I think you really need to separate those into two issues not one. As pointed out earlier in the thread, believing that any human being, even the Theotokos, is 'more compassionate' than our All-Compassionate Lord is dangerously close to, if not actually heresy. As wonderful as the Theotokos is, she is still a created being. She can no more be 'more compassionate' than the infinite Godhead than she can be 'more all-powerful' or 'more omniscient'.

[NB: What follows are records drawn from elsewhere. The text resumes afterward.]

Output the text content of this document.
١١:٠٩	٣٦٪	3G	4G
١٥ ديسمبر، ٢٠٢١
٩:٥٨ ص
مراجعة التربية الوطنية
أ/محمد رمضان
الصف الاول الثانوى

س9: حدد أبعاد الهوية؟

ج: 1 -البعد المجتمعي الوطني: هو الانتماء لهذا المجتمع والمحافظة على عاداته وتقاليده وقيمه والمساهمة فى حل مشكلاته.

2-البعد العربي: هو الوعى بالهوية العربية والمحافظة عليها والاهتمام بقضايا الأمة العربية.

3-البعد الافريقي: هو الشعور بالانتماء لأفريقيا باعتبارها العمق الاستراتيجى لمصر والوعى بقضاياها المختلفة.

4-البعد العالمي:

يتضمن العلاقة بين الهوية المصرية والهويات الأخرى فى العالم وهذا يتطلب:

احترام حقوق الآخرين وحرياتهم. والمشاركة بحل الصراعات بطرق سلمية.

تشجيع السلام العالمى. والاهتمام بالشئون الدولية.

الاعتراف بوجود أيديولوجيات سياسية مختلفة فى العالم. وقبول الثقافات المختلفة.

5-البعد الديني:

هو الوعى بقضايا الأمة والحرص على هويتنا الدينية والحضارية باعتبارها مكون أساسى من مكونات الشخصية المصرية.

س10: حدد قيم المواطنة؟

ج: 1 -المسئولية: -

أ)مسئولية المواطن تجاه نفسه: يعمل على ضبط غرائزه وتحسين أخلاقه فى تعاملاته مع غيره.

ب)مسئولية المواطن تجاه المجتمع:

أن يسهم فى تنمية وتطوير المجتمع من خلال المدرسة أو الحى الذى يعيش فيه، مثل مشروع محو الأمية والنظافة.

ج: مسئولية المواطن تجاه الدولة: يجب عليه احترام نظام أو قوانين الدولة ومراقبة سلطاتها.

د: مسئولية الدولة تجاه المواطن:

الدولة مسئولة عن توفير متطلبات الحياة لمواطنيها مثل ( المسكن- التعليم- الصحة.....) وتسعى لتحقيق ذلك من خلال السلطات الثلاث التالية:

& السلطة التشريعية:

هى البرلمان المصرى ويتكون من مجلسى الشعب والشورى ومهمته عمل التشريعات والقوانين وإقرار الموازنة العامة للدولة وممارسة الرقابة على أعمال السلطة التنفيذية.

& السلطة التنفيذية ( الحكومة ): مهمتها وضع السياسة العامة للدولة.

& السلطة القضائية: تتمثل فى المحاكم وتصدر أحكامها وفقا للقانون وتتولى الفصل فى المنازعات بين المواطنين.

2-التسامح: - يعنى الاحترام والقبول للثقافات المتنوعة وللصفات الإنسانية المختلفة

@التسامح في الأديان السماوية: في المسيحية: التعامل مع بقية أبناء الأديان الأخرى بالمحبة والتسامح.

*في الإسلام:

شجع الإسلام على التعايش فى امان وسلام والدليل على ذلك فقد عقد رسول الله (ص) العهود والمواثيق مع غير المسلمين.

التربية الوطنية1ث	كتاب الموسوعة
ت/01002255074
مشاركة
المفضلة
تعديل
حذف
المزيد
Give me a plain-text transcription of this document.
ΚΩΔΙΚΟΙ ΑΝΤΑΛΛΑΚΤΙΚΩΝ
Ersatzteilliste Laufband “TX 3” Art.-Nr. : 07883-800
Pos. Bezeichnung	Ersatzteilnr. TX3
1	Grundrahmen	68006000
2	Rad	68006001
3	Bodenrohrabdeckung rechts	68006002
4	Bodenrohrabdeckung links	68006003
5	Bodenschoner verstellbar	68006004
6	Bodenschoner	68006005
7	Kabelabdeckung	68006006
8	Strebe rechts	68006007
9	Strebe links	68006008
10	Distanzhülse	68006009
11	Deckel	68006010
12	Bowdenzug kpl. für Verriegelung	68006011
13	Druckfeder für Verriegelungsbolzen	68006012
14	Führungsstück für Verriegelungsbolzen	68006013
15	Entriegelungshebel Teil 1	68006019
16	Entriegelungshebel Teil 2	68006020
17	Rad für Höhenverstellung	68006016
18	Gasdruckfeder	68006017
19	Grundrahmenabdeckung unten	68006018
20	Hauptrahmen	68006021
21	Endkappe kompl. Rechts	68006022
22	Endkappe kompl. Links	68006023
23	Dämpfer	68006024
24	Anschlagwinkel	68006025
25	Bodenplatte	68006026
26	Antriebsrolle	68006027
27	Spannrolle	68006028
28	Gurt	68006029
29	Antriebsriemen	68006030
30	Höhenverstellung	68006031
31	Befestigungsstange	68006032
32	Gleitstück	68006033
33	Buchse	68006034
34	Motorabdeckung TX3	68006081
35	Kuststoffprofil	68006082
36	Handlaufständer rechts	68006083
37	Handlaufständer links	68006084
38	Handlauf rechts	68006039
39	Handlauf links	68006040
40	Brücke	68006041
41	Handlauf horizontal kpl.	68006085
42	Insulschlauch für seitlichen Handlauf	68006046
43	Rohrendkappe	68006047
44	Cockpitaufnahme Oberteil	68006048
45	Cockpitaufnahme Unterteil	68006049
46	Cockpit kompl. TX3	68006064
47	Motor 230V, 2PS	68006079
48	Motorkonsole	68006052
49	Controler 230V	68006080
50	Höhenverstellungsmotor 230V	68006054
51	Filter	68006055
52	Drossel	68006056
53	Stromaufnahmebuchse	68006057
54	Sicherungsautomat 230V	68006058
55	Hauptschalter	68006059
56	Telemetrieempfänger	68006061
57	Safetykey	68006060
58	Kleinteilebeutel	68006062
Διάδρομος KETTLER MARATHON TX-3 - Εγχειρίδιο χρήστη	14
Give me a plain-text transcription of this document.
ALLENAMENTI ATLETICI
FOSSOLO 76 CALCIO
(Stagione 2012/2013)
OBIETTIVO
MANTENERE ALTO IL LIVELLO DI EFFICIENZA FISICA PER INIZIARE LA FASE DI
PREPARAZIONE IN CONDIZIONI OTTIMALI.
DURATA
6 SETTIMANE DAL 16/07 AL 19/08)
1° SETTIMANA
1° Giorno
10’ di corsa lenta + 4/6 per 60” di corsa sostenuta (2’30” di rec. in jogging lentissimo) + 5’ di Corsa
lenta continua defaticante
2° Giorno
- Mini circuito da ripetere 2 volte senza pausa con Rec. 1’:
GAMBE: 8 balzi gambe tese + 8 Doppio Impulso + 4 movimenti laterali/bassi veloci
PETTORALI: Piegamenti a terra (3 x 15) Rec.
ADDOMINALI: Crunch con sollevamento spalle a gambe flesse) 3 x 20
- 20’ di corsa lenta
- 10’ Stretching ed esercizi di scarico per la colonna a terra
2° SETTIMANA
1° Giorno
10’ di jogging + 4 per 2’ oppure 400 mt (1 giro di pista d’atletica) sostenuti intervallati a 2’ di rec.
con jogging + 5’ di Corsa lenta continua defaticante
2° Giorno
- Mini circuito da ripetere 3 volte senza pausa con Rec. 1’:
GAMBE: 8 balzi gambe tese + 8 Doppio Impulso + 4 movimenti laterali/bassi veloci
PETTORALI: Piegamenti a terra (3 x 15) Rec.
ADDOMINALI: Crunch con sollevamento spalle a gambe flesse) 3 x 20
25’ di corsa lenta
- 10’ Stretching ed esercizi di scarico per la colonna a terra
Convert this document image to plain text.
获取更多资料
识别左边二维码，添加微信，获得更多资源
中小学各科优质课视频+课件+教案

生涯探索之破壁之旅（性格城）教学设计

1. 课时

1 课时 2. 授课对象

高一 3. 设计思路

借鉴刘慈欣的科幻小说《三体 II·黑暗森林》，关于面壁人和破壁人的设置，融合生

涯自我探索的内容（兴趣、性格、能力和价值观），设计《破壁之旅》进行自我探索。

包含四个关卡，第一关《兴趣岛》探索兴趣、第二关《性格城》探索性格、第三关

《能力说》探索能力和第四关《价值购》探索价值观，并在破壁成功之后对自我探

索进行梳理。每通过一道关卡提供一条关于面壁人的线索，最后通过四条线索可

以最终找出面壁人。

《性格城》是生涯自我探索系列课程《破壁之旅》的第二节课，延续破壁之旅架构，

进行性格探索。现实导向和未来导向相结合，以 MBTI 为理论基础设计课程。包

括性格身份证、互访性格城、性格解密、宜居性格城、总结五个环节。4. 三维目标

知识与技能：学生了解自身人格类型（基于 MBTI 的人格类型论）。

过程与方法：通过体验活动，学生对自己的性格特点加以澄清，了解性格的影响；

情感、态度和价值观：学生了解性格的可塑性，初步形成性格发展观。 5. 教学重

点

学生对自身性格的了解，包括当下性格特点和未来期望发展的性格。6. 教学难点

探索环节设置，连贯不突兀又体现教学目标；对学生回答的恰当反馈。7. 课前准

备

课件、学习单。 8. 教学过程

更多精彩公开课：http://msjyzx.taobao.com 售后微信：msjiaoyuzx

On the other hand, I often 'feel closer' to my wife, my father, my best friend than I do to God. That doesn't mean they are closer, but limited to my material senses and sinful mind as I am, I certainly feel that way. And while God--being omniscient, being my Creator, having become incarnate--may relate just fine to me, at this point in my progress, I find other human beings more relatable than the transcendent God. If I was a saint, then God would be all I need. But not having reached that point, I still need (or at least desire) the comfort of other human beings as well. And God, in His infinite mercy, gives me that--He has blessed me with a wife, with parents, with friends. He has blessed me with a parish community. And even beyond that, even if calamity tore all those from me, He has blessed me with a patron saint, with other saints that I can respect, relate to, and take as role models, with His own Mother.
One doesn't turn to Mary 'before God' or 'instead of God' any more than one turns to one's family or priest or fellow parishoners 'before' or 'instead of' God. One turns to all of the them *in addition* to God because our fellow Christians, still living, reposed, or glorified, are a community which our Lord has blessed us with.